Additional proceeds may be used for acquisitions or to further the rest of Amylin's pipeline, which includes a nasal formulation of Byetta, a Byetta monotherapy clinical program, a late-stage pramlintide clinical program for obesity and various other obesity programs.

Amylin had $634.5 million in cash, equivalents and short-term investments as of March 31 and posted a net loss of $49.4 million for the quarter.

In other financing news:

• ArQule Inc., of Woburn, Mass., is planning a public offering of 7 million shares drawn from a $100 million universal shelf registration statement filed last month. Based on a June 5 closing price of $8 per share (NASDAQ:ARQL), the offering could generate gross proceeds of $56 million. An additional 1.05 million shares will be available to cover any overallotments. UBS Investment Bank and CIBC World Markets Corp. will serve as joint book-running managers, with Leerink Swann & Co. and Fortis Securities LLC acting as co-managers. Proceeds may be used for general purposes, acquisitions or research and development of the company's three oncology clinical programs.

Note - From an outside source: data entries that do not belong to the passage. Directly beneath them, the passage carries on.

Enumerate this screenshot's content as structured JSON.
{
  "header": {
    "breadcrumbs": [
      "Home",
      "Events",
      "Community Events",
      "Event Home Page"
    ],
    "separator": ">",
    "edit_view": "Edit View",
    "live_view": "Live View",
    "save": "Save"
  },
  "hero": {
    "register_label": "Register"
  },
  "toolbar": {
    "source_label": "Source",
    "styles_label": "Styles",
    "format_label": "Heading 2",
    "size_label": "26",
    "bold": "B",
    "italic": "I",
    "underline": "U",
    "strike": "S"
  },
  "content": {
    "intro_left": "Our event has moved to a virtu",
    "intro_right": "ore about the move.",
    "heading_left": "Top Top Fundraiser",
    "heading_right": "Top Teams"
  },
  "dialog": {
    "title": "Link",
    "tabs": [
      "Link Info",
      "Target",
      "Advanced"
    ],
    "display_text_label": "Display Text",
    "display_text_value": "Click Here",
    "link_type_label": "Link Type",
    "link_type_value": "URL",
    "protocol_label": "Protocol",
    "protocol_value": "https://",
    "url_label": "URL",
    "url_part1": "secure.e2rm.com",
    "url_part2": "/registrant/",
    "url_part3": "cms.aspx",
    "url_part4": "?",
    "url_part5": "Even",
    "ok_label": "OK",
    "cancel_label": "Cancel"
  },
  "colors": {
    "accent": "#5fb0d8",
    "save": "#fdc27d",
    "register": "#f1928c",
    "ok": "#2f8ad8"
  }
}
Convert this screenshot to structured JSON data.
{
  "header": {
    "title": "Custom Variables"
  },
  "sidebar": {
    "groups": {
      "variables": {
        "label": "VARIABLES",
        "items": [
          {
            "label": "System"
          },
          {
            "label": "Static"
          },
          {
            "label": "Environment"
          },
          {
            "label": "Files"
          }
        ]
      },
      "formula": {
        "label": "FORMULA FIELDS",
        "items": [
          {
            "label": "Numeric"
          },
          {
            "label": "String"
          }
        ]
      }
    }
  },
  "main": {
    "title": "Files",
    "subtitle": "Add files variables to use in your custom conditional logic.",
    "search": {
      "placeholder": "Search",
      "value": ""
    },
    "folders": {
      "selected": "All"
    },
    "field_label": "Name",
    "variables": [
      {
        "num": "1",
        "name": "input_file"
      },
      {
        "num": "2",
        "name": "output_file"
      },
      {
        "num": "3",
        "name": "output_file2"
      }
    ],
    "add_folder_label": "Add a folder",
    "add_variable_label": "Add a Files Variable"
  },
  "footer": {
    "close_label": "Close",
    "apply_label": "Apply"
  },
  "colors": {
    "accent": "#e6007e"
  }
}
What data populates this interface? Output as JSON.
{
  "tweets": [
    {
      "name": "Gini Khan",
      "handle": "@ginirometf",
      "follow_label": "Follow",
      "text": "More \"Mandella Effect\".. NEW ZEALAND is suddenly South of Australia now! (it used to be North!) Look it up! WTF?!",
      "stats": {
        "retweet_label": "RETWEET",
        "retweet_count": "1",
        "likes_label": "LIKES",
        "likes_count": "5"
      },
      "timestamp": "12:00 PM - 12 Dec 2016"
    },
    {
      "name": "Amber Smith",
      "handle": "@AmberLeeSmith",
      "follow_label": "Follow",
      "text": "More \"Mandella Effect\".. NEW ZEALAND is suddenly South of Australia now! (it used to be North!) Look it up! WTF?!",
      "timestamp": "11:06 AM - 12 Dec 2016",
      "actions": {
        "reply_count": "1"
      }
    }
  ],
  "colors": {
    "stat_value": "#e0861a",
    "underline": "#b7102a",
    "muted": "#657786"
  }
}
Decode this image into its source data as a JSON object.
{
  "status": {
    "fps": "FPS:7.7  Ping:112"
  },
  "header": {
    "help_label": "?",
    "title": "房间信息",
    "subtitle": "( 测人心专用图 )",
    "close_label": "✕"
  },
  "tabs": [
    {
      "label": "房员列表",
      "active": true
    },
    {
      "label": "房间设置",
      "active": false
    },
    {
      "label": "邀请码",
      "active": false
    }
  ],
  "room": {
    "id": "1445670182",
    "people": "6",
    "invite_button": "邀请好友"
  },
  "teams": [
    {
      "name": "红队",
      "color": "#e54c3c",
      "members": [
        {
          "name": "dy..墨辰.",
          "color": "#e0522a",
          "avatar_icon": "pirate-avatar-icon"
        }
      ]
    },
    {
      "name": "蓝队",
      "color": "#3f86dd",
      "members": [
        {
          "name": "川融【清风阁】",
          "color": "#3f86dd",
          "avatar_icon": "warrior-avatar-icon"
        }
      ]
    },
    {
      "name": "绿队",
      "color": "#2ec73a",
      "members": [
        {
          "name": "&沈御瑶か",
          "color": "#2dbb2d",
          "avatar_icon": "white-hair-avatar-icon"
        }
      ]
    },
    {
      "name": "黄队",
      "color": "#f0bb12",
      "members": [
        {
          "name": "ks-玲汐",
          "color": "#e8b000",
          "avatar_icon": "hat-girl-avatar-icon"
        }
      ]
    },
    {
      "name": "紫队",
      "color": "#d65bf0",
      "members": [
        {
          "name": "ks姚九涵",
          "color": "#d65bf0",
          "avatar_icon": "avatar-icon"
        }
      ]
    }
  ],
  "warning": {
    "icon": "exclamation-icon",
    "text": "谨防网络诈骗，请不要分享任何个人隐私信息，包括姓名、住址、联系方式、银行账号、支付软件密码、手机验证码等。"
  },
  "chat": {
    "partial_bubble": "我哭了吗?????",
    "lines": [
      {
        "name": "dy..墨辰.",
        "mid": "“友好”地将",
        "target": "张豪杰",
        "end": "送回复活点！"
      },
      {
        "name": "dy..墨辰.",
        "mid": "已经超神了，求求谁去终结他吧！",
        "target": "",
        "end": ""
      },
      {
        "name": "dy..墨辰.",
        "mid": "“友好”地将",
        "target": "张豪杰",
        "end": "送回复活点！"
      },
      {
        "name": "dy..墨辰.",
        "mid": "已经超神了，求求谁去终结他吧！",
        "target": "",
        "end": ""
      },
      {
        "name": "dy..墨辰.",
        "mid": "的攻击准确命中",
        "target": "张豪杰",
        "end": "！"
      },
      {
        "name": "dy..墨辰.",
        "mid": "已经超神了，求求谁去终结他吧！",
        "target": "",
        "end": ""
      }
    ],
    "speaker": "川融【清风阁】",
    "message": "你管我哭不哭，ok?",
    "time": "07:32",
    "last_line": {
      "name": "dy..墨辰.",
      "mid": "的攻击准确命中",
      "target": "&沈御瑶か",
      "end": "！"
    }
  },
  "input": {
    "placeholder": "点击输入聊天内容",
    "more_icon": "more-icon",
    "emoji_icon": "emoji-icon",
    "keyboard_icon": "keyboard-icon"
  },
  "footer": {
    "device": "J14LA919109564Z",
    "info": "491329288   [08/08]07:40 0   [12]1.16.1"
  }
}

• Dendreon Corp., of Seattle, priced its previously announced $75 million private offering of 4.75 percent convertible senior subordinated notes due 2014. The notes will convert at about $10.28 per share, a 17.5 percent conversion premium as of June 5. Proceeds will support activities relating to the cancer vaccine Provenge (sipuleucel-T) and other activities. Shares of Dendreon (NASDAQ:DNDN) got a 27 percent boost last week after the FDA said it would accept either a positive interim analysis or a positive final analysis from the ongoing D9902B (IMPACT) Phase III study as a response to its request for additional Provenge efficacy data. (See BioWorld Today, June 1, 2007.)

• Integra LifeSciences Holdings Corp., of Plainsboro, N.J., priced a private offering of $150 million in 2.75-percent senior convertible notes due in 2010 and $150 million in 2.375 percent senior convertible notes due in 2012. The 2010 notes will convert at about $66.26 per share, a 27.5 percent conversion premium as of June 5, while the 2012 notes will convert at $64.96 per share, a 25 percent conversion premium as of June 5. Proceeds will be used to repay a credit facility, to buy back $75 million worth of common stock, and to pay the cost of note hedge and warrant transactions that will reduce future dilution by increasing the conversion price of the 2010 notes to $77.96 per share and the 2012 notes to $90.95 per share. Additional proceeds from the offering, expected to close June 11, will be used for general corporate purposes such as developing and marketing surgical instruments and medical implants.

• Neurochem Inc., of Laval, Quebec, obtained shareholder approval for its previously announced $80 million private placement of convertible notes. Net proceeds from the private placement will be used for general corporate purposes including clinical development, research and capital expenditures. Neurochem expects a busy second quarter, including an FDA decision in July for Kiacta (eprodisate) in amyloid A amyloidosis and Phase III data for Alzhemed (tramiprosate) in Alzheimer's disease.

• WaferGen Biosystems Inc., of Fremont, Calif., completed a $10.7 million private placement of common stock and warrants. Rodman & Renshaw LLC acted as exclusive placement agent for the offering. Proceeds will be used to market the SmartSlide products, which allow time-lapse imaging studies to characterize, differentiate and proliferate difficult-to-cultivate cells; and to develop the SmartChip System for high-throughput, whole-genome analysis without advanced preparation of reagents.